Die 1604-Frage

"Critics of the theory argue that de Vere's death in 1604 means he cannot possibly have been the real Shakespeare as he would not have been aware of the Gunpowder Plot of 1605 and the wreck of the Sea Venture in Bermuda in 1609, which are thought to be alluded to in Macbeth and The Tempest respectively."

Telegraph.co.uk 24.11.2009

Dieser Einwand wird immer wieder erhoben,er ist aber schon seit langen entkräftet.

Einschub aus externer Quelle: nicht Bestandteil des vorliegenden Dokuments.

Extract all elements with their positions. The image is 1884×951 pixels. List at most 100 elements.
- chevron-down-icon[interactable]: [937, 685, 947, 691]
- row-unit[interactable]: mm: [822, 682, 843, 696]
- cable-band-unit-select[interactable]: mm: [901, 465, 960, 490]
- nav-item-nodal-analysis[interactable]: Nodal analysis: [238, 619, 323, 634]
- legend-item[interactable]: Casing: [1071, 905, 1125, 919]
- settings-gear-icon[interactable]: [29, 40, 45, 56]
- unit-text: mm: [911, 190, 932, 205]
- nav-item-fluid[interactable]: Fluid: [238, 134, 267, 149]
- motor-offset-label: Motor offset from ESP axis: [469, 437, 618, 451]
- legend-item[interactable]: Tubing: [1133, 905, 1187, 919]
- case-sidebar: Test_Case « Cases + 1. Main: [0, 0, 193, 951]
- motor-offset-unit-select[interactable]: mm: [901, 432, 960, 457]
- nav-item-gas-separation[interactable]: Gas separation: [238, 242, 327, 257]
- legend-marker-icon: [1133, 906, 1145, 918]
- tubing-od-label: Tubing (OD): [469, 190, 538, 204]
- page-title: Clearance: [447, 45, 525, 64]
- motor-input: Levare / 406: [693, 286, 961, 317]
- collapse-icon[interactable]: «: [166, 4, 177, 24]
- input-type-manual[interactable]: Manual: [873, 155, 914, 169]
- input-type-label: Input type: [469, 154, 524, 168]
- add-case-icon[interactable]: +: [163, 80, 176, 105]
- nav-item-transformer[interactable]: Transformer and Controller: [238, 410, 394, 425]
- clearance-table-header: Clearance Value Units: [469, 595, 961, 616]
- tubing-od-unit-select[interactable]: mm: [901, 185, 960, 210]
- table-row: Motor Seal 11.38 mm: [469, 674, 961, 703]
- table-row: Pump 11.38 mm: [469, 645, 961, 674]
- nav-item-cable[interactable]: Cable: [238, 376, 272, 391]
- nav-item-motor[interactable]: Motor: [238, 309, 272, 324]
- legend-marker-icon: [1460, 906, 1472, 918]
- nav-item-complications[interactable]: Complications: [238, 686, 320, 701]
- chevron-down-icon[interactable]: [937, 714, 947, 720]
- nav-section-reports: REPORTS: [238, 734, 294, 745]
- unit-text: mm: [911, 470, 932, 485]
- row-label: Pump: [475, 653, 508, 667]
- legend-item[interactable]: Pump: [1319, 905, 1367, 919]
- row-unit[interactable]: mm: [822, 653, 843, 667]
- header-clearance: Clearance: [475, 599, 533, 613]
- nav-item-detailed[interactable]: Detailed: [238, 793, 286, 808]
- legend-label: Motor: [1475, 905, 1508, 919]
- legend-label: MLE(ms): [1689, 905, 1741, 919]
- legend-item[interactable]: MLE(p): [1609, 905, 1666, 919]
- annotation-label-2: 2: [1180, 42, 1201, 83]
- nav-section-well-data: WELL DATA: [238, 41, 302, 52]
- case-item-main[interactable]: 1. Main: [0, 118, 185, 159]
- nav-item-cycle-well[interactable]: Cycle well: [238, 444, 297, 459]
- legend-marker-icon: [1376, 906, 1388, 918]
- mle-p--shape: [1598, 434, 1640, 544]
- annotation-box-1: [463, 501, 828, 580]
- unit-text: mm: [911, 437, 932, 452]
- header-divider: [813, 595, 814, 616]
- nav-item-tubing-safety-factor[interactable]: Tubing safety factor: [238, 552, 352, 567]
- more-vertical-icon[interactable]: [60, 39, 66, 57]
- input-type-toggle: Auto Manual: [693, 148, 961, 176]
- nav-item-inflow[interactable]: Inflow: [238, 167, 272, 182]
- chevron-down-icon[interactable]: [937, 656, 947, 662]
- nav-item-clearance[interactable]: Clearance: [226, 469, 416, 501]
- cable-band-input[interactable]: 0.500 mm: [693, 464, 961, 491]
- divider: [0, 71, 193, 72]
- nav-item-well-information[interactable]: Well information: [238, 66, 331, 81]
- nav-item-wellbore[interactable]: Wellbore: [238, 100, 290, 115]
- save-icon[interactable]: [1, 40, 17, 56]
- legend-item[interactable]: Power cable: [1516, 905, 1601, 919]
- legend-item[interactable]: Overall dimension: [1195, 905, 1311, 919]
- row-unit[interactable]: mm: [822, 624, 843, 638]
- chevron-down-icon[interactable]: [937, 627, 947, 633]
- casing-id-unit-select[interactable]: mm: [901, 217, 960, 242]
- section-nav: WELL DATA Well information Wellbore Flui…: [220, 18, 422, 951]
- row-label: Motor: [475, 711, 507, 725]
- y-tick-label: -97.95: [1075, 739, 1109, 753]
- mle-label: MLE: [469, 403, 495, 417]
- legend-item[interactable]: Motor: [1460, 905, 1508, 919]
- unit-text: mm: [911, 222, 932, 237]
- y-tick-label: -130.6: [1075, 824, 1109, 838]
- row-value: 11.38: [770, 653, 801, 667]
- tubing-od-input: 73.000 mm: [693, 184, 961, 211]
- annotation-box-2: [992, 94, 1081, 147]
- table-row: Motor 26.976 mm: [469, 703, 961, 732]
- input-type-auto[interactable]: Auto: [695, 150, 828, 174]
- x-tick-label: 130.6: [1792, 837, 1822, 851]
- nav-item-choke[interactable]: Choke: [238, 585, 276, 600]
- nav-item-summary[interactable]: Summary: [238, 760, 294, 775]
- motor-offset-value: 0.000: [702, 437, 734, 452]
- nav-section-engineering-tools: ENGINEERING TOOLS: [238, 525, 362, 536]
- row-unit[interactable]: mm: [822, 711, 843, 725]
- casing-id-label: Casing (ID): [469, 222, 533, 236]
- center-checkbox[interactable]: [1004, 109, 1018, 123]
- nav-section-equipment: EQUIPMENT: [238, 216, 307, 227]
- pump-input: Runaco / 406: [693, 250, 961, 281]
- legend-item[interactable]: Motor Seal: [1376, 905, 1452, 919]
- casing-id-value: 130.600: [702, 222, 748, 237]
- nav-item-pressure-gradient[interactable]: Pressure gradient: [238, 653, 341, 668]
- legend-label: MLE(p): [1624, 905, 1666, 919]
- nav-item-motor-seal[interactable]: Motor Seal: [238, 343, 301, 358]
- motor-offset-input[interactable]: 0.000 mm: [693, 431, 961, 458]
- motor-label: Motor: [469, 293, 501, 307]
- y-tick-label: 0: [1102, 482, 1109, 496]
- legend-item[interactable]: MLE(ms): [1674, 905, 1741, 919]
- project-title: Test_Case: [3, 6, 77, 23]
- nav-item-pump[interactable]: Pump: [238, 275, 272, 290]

Die Lebensdaten von Edward de Vere (1550 - 1604) schlössen ihn als Autor von Shakespeares Werken aus, da einige Dramen erst nach 1604 entstanden seien.

Sicher bekannt ist nur, wann die Dramen zum ersten Mal im Druck erschienen. Wann sie vor dem Druck geschrieben wurden, ist in keinem Fall mit Sicherheit nachgewiesen.

20 von Shakespeares Dramen wurden erstmals 1623 in der Folio gedruckt, sind also in jedem Fall erst posthum veröffentlicht worden. Eine Aussage über die Entstehungszeit ist daraus also nicht herzuleiten. Über die Entstehungsdaten der anderen Dramen ist auch nichts bekannt ist. Es gibt darüber keine Dokumente.

Es ist aber teilweise versucht worden, aus Anspielungen zu Zeitereignissen, die sich in einigen Stücken finden lassen,  auf die Entstehungszeit zu schließen. Dies ist bei einigen Dramen auch möglich.

Auch  können u. U. die von Shakespeare verwendeten Quellen und ihr Erscheinungsdatum Hinweise darauf geben, wann ein Drama frühestens geschrieben sein kann.

Es ist auffällig, dass von Shakespeare keine Quelle benutzt worden ist, die nach 1603 veröffentlicht wurde.

Siehe Shakespeares „Quartos und Quellen" in 10 Fragen zur Autorschaft.

Es ist zwar immer wieder versucht worden, auch noch spätere Quellen nachzuweisen, aber ohne Erfolg.

Ein bekanntes Beispiel ist William Stracheys Bericht über den Untergang der Sea Venture 1609 bei den Bermudas als Quelle für den Sturm. Dieser Bericht ist aber erst 1625 gedruckt worden, kommt also nicht in Frage, es sei denn, man nimmt an, dass Shakespeare ein unveröffentlichtes Manuskript auf persönlicher Basis zu Kenntnis nehmen konnte.

Liest man den Bericht, muss man aber feststellen, dass es mit dem Sturm keine Beziehung gibt und Berichte über Schiffsuntergänge nicht selten sind. Z.B. wurde von Richard Harklyt 1600 von einem Schiffbruch von 1595 berichtet. Beim Sturm kann man sich sogar davon überzeugen, dass für die erste Szene die Apostelgeschichte mit der Schilderung des Schiffsbruchs des Paulus vor Malta genug Quellenmaterial bietet.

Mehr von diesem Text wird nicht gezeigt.